Kaufman Brystana G, Huang Ro W, Holland Diane E, Vanderboom Catherine E, Ingram Cory, Wild Ellen M, Dose Ann Marie, Stiles Carole, Gustavson Allison M, Mandrekar Jay, Van Houtven Courtney H, Griffin Joan M
Population Health Sciences, Duke University School of Medicine, Durham, North Carolina, USA.
Margolis Institute for Health Policy, Duke University, Durham, North Carolina, USA.
J Am Geriatr Soc. 2024 Aug;72(8):2523-2531. doi: 10.1111/jgs.18934. Epub 2024 May 2.
Rural family caregivers (FCGs) in the United States often experience high economic costs.
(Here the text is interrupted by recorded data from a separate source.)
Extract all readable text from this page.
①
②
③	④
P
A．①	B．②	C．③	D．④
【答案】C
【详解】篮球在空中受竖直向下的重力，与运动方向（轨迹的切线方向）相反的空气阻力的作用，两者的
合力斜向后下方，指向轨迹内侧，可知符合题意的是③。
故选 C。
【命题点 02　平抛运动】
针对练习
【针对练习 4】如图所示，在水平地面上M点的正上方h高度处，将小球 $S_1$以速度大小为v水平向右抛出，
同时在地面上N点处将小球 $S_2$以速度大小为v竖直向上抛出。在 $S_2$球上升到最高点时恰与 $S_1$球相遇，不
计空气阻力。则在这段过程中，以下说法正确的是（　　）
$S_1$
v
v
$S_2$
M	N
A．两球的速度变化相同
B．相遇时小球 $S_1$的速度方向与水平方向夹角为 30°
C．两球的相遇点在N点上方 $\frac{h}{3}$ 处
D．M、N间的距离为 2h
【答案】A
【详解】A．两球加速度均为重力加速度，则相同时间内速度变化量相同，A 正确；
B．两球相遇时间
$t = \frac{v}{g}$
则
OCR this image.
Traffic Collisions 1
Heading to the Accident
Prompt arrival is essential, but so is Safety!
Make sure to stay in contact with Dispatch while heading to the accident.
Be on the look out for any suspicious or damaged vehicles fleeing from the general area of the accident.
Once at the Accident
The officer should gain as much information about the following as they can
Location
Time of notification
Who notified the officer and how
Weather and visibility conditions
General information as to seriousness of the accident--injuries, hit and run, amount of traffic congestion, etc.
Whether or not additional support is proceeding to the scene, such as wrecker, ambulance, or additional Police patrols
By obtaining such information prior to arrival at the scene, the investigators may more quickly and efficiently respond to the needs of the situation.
This randomized controlled trial compared a transitional palliative care intervention (TPC) to support FCGs of seriously ill care recipients (CRs) to an attention control condition. We evaluated the TPC's effect on healthcare use and out-of-pocket spending for both FCGs and CRs.
TPC FCGs received teaching, guidance, and counseling via video calls for 8 weeks following CR discharge from the hospital. After discharge, a research assistant called all FCGs once a month for up to 6 months or CR death to collect self-reported healthcare utilization (e.g., outpatient, emergency department, and hospital), out-of-pocket healthcare spending (e.g., deductibles and coinsurance), and health-related travel costs (e.g., transportation, lodging, food) for FCGs and CRs. Incidence rate ratios (IRRs) were estimated using negative binomial regressions.
The study included 282 FCG-CR dyads across three U.S. states. Follow-up over the 6-month period was shortened by high CR mortality rates across both arms (29%), but was similar across arms. TPC reduced nights in the hospital for CR (IRR = 0.75; 95% confidence interval [CI] = 0.56-0. 99). Total out-of-pocket spending was not significantly different for TPC versus control. Across both groups, mean out-of-pocket spending for dyads was $1401.85, with healthcare payments contributing $1048.58 and transportation expenses contributing $136.79. TPC dyads reported lower lodging costs (IRR = 0.71; 95% CI = 0.56-0.89).
This study contributes to evidence that palliative care interventions reduce the number of nights in the hospital for seriously ill patients. Yet, overall rural FCGs and seriously ill CRs experience substantial out-of-pocket economic costs in the 6 months following hospitalization. Transitional care intervention design should consider impacts on patient and caregiver spending.
gov # is NCT03339271.
美国农村家庭照料者(FCG)常常面临高昂的经济成本。这项随机对照试验将一种过渡性姑息治疗干预措施(TPC)与一种注意力控制条件进行了比较,以支持重症受照料者(CR)的家庭照料者。我们评估了TPC对家庭照料者和受照料者医疗保健使用情况及自付费用的影响。
TPC组的家庭照料者在受照料者出院后通过视频通话接受为期8周的教学、指导和咨询。出院后,一名研究助理每月给所有家庭照料者打电话,最长持续6个月或直至受照料者死亡,以收集自我报告的医疗保健利用情况(如门诊、急诊科和住院)、家庭照料者和受照料者的自付医疗费用(如免赔额和共同保险)以及与健康相关的旅行费用(如交通、住宿、食品)。发病率比(IRR)使用负二项回归进行估计。
该研究纳入了美国三个州的282对家庭照料者 - 受照料者组合。由于两组的受照料者死亡率都很高(29%),6个月的随访期缩短,但两组相似。TPC减少了受照料者的住院天数(IRR = 0.75;95%置信区间[CI] = 0.56 - 0.99)。TPC组与对照组的总自付费用没有显著差异。在两组中,组合的平均自付费用为1401.85美元,其中医疗费用为1048.58美元,交通费用为136.79美元。TPC组报告的住宿费用较低(IRR = 0.71;95% CI = 0.56 - 0.89)。
本研究为姑息治疗干预措施可减少重症患者住院天数的证据提供了补充。然而,总体而言,农村家庭照料者和重症受照料者在住院后的6个月内仍面临大量自付经济成本。过渡性护理干预设计应考虑对患者和照料者支出的影响。
gov编号为NCT03339271。